D’ores et déjà, selon Stratfor, l’état-major militaire de l’opération
« Tempête décisive » n’est pas en Arabie, mais au Somaliland [4]. Ce pays,
qui proclama son indépendance en 1960, puis fut rattaché à la Somalie à
la suite d’un coup d’État en 1969, proclama une seconde fois son
indépendance en 1991 avant d’être réintégré à nouveau à la Somalie, en
1994, et proclama une troisième fois son indépendance en 2002. Lors de
ses deux premières indépendances, Israël fut le premier État à
reconnaître le Somaliland. Actuellement cet État n’est reconnu par
personne, mais depuis 2010, c’est une base israélienne pour contrôler
le détroit de Bab el-Mandeb qui relie le canal de Suez et la mer Rouge
au Golfe d’Aden et à l’océan Indien.
Les chefs d’état-major de la Ligue arabe se rencontreront le 22 avril
pour évaluer les unités qu’ils pourraient mettre à disposition de ce
dispositif. L’Égypte, le Koweït et le Maroc —tous trois impliqués dans
les bombardements au Yémen—présenteront un rapport préliminaire, le 1er
juillet.
Tout cela était malheureusement prévisible. Après avoir trahi le
Peuple syrien en excluant la République arabe syrienne de ses rangs en
violation de ses statuts, la Ligue arabe s’apprête à trahir le Peuple
palestinien et à placer ses armées sous le commandement d’un État
colonial et raciste : Israël.
[1] National Security Strategy, White House, February 6, 2015. Et notre commentaire : « Obama réarme », par Thierry Meyssan, Réseau Voltaire, 9 février 2015.
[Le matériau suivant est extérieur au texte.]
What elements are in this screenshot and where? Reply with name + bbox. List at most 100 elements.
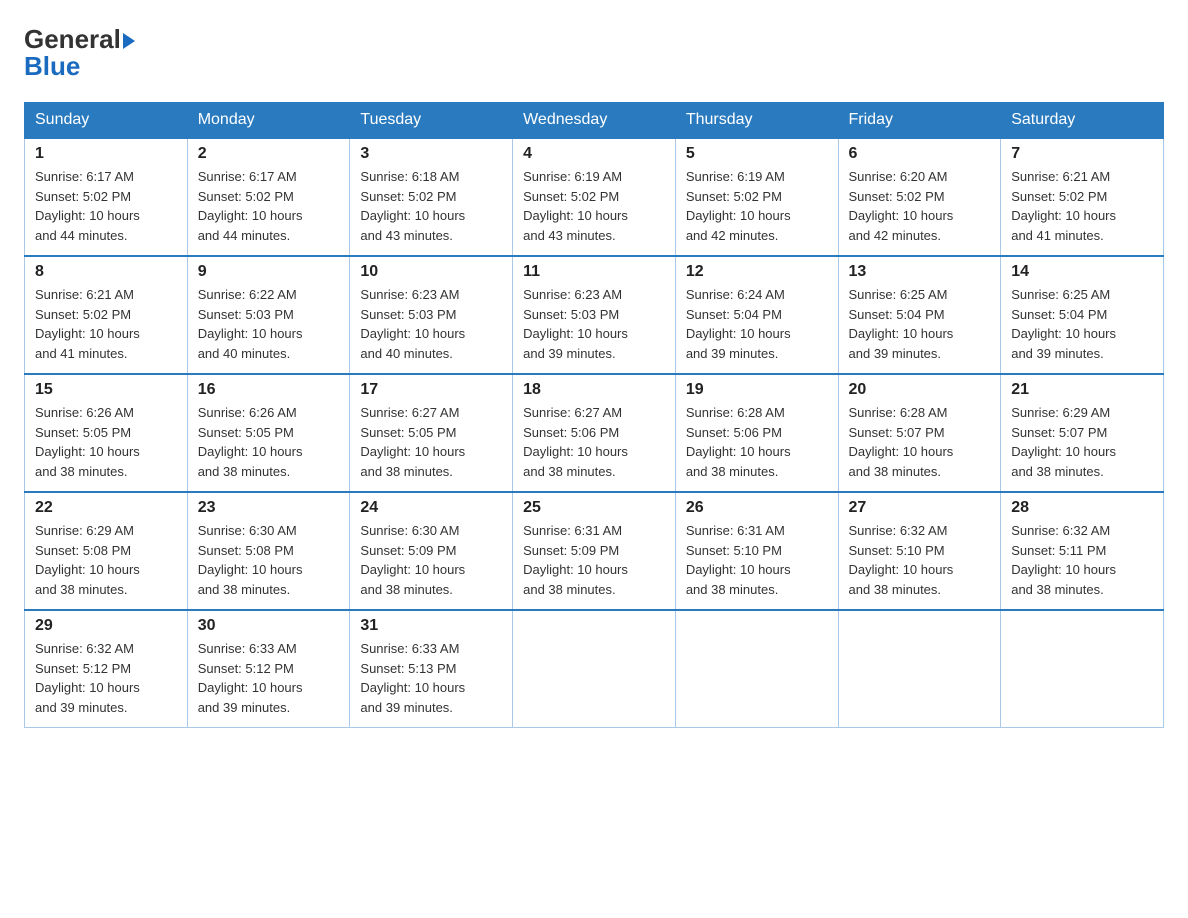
page-header: General Blue [24, 24, 1164, 82]
calendar-day-cell: 5 Sunrise: 6:19 AMSunset: 5:02 PMDaylight… [675, 138, 838, 256]
day-info: Sunrise: 6:33 AMSunset: 5:13 PMDaylight:… [360, 639, 502, 717]
calendar-day-cell: 14 Sunrise: 6:25 AMSunset: 5:04 PMDayligh… [1001, 256, 1164, 374]
day-info: Sunrise: 6:26 AMSunset: 5:05 PMDaylight:… [35, 403, 177, 481]
calendar-day-cell: 22Sunrise: 6:29 AMSunset: 5:08 PMDayligh… [25, 492, 188, 610]
empty-day-cell [838, 610, 1001, 728]
calendar-day-cell: 29 Sunrise: 6:32 AMSunset: 5:12 PMDayligh… [25, 610, 188, 728]
weekday-header-thursday: Thursday [675, 103, 838, 139]
calendar-day-cell: 17 Sunrise: 6:27 AMSunset: 5:05 PMDayligh… [350, 374, 513, 492]
day-number: 17 [360, 381, 502, 399]
day-info: Sunrise: 6:32 AMSunset: 5:12 PMDaylight:… [35, 639, 177, 717]
calendar-day-cell: 13Sunrise: 6:25 AMSunset: 5:04 PMDayligh… [838, 256, 1001, 374]
weekday-header-wednesday: Wednesday [513, 103, 676, 139]
day-number: 18 [523, 381, 665, 399]
day-number: 24 [360, 499, 502, 517]
day-number: 7 [1011, 145, 1153, 163]
calendar-day-cell: 21 Sunrise: 6:29 AMSunset: 5:07 PMDayligh… [1001, 374, 1164, 492]
empty-day-cell [513, 610, 676, 728]
day-info: Sunrise: 6:28 AMSunset: 5:07 PMDaylight:… [849, 403, 991, 481]
calendar-week-row: 8Sunrise: 6:21 AMSunset: 5:02 PMDaylight… [25, 256, 1164, 374]
empty-day-cell [1001, 610, 1164, 728]
calendar-day-cell: 11Sunrise: 6:23 AMSunset: 5:03 PMDayligh… [513, 256, 676, 374]
weekday-header-sunday: Sunday [25, 103, 188, 139]
weekday-header-tuesday: Tuesday [350, 103, 513, 139]
day-info: Sunrise: 6:19 AMSunset: 5:02 PMDaylight:… [523, 167, 665, 245]
logo-triangle-icon [123, 33, 135, 49]
calendar-day-cell: 19 Sunrise: 6:28 AMSunset: 5:06 PMDayligh… [675, 374, 838, 492]
day-number: 22 [35, 499, 177, 517]
calendar-day-cell: 6Sunrise: 6:20 AMSunset: 5:02 PMDaylight… [838, 138, 1001, 256]
day-info: Sunrise: 6:31 AMSunset: 5:10 PMDaylight:… [686, 521, 828, 599]
day-number: 29 [35, 617, 177, 635]
calendar-day-cell: 30Sunrise: 6:33 AMSunset: 5:12 PMDayligh… [187, 610, 350, 728]
calendar-week-row: 29 Sunrise: 6:32 AMSunset: 5:12 PMDayligh… [25, 610, 1164, 728]
calendar-day-cell: 7 Sunrise: 6:21 AMSunset: 5:02 PMDaylight… [1001, 138, 1164, 256]
calendar-day-cell: 18 Sunrise: 6:27 AMSunset: 5:06 PMDayligh… [513, 374, 676, 492]
day-number: 14 [1011, 263, 1153, 281]
weekday-header-saturday: Saturday [1001, 103, 1164, 139]
day-number: 2 [198, 145, 340, 163]
day-info: Sunrise: 6:27 AMSunset: 5:05 PMDaylight:… [360, 403, 502, 481]
day-info: Sunrise: 6:32 AMSunset: 5:11 PMDaylight:… [1011, 521, 1153, 599]
calendar-header-row: SundayMondayTuesdayWednesdayThursdayFrid… [25, 103, 1164, 139]
day-info: Sunrise: 6:25 AMSunset: 5:04 PMDaylight:… [1011, 285, 1153, 363]
calendar-week-row: 22Sunrise: 6:29 AMSunset: 5:08 PMDayligh… [25, 492, 1164, 610]
day-info: Sunrise: 6:25 AMSunset: 5:04 PMDaylight:… [849, 285, 991, 363]
calendar-day-cell: 16Sunrise: 6:26 AMSunset: 5:05 PMDayligh… [187, 374, 350, 492]
calendar-table: SundayMondayTuesdayWednesdayThursdayFrid… [24, 102, 1164, 728]
calendar-week-row: 15Sunrise: 6:26 AMSunset: 5:05 PMDayligh… [25, 374, 1164, 492]
day-info: Sunrise: 6:24 AMSunset: 5:04 PMDaylight:… [686, 285, 828, 363]
day-info: Sunrise: 6:26 AMSunset: 5:05 PMDaylight:… [198, 403, 340, 481]
logo-blue-text: Blue [24, 51, 80, 82]
calendar-day-cell: 15Sunrise: 6:26 AMSunset: 5:05 PMDayligh… [25, 374, 188, 492]
day-info: Sunrise: 6:32 AMSunset: 5:10 PMDaylight:… [849, 521, 991, 599]
calendar-day-cell: 25Sunrise: 6:31 AMSunset: 5:09 PMDayligh… [513, 492, 676, 610]
day-info: Sunrise: 6:22 AMSunset: 5:03 PMDaylight:… [198, 285, 340, 363]
day-number: 12 [686, 263, 828, 281]
calendar-day-cell: 27 Sunrise: 6:32 AMSunset: 5:10 PMDayligh… [838, 492, 1001, 610]
calendar-day-cell: 26 Sunrise: 6:31 AMSunset: 5:10 PMDayligh… [675, 492, 838, 610]
day-number: 1 [35, 145, 177, 163]
day-number: 10 [360, 263, 502, 281]
calendar-day-cell: 2 Sunrise: 6:17 AMSunset: 5:02 PMDaylight… [187, 138, 350, 256]
day-info: Sunrise: 6:19 AMSunset: 5:02 PMDaylight:… [686, 167, 828, 245]
weekday-header-friday: Friday [838, 103, 1001, 139]
day-info: Sunrise: 6:18 AMSunset: 5:02 PMDaylight:… [360, 167, 502, 245]
day-number: 26 [686, 499, 828, 517]
calendar-day-cell: 10 Sunrise: 6:23 AMSunset: 5:03 PMDayligh… [350, 256, 513, 374]
calendar-day-cell: 24 Sunrise: 6:30 AMSunset: 5:09 PMDayligh… [350, 492, 513, 610]
calendar-day-cell: 23 Sunrise: 6:30 AMSunset: 5:08 PMDayligh… [187, 492, 350, 610]
weekday-header-monday: Monday [187, 103, 350, 139]
day-number: 9 [198, 263, 340, 281]
logo: General Blue [24, 24, 135, 82]
calendar-day-cell: 3 Sunrise: 6:18 AMSunset: 5:02 PMDaylight… [350, 138, 513, 256]
calendar-day-cell: 28 Sunrise: 6:32 AMSunset: 5:11 PMDayligh… [1001, 492, 1164, 610]
day-number: 6 [849, 145, 991, 163]
calendar-day-cell: 4 Sunrise: 6:19 AMSunset: 5:02 PMDaylight… [513, 138, 676, 256]
day-info: Sunrise: 6:17 AMSunset: 5:02 PMDaylight:… [198, 167, 340, 245]
calendar-day-cell: 8Sunrise: 6:21 AMSunset: 5:02 PMDaylight… [25, 256, 188, 374]
day-number: 21 [1011, 381, 1153, 399]
day-number: 25 [523, 499, 665, 517]
calendar-day-cell: 9 Sunrise: 6:22 AMSunset: 5:03 PMDaylight… [187, 256, 350, 374]
day-number: 23 [198, 499, 340, 517]
day-info: Sunrise: 6:27 AMSunset: 5:06 PMDaylight:… [523, 403, 665, 481]
day-number: 27 [849, 499, 991, 517]
day-number: 3 [360, 145, 502, 163]
day-info: Sunrise: 6:21 AMSunset: 5:02 PMDaylight:… [1011, 167, 1153, 245]
calendar-week-row: 1 Sunrise: 6:17 AMSunset: 5:02 PMDaylight… [25, 138, 1164, 256]
day-number: 28 [1011, 499, 1153, 517]
day-info: Sunrise: 6:30 AMSunset: 5:08 PMDaylight:… [198, 521, 340, 599]
day-number: 11 [523, 263, 665, 281]
day-info: Sunrise: 6:29 AMSunset: 5:07 PMDaylight:… [1011, 403, 1153, 481]
day-number: 19 [686, 381, 828, 399]
day-info: Sunrise: 6:30 AMSunset: 5:09 PMDaylight:… [360, 521, 502, 599]
day-info: Sunrise: 6:23 AMSunset: 5:03 PMDaylight:… [360, 285, 502, 363]
day-number: 4 [523, 145, 665, 163]
calendar-day-cell: 31 Sunrise: 6:33 AMSunset: 5:13 PMDayligh… [350, 610, 513, 728]
day-info: Sunrise: 6:33 AMSunset: 5:12 PMDaylight:… [198, 639, 340, 717]
day-info: Sunrise: 6:28 AMSunset: 5:06 PMDaylight:… [686, 403, 828, 481]
day-number: 31 [360, 617, 502, 635]
empty-day-cell [675, 610, 838, 728]
day-number: 5 [686, 145, 828, 163]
[2] « Shimon Peres s’est exprimé devant le Conseil de sécurité du Golfe, fin novembre », Réseau Voltaire, 3 décembre 2013.
[3] Le Traité d'Organisation du Moyen-Orient, plus communément appelé Pacte de Bagdad, a été signé le 24 février 1955 par l'Irak (époque monarchique), la Turquie, le Pakistan, l'Iran (des chahs) et le Royaume-Uni. Les États-Unis rejoignent le comité militaire de l'alliance en 1958. Le pacte sera rebaptisé Organisation du Traité central (Central Treaty Organisation) ou CenTO, après le retrait irakien le 24 mars 1959. S'inscrivant dans le cadre de la politique de l'« endiguement », menée par les États-Unis lors de la guerre froide, dont le but était de ralentir la montée en puissance de l'Union soviétique au Moyen-Orient, à travers la mise en place de ce que l'OTAN appelle un « cordon sanitaire ». Pendant de l'alliance atlantique, et de l'OTASE,
sa mise en place provoque une levée de boucliers au Moyen-Orient.
L’Égypte et la Syrie, mais aussi les partis politiques de gauche
dénonceront un pacte impérialiste, allant à l'encontre de la politique
de neutralisme positif prônée jusqu'alors. L'organisation, peu efficace
dans les faits est dissoute en 1979. [4] Le Somaliland, en forme longue la République du Somaliland est un ancien territoire britannique, situé dans la Corne de l'Afrique. Â ce jour, son indépendance sur la Somalie proclamée en 1991, et sa Constitution du 30 avril 2000 ne sont pas reconnues par la communauté internationale.
Avec une superficie d'environ 137 600 km², il est limitrophe de la Somalie, de l'Éthiopie, de Djibouti et du Yémen (golfe d'Aden). La population est estimée à 3,5 millions d’habitants. La capitale, Hargeisa, a une population d'environ 2 millions d'habitants.
Avec une superficie d'environ 137 600 km², il est limitrophe de la Somalie, de l'Éthiopie, de Djibouti et du Yémen (golfe d'Aden). La population est estimée à 3,5 millions d’habitants. La capitale, Hargeisa, a une population d'environ 2 millions d'habitants.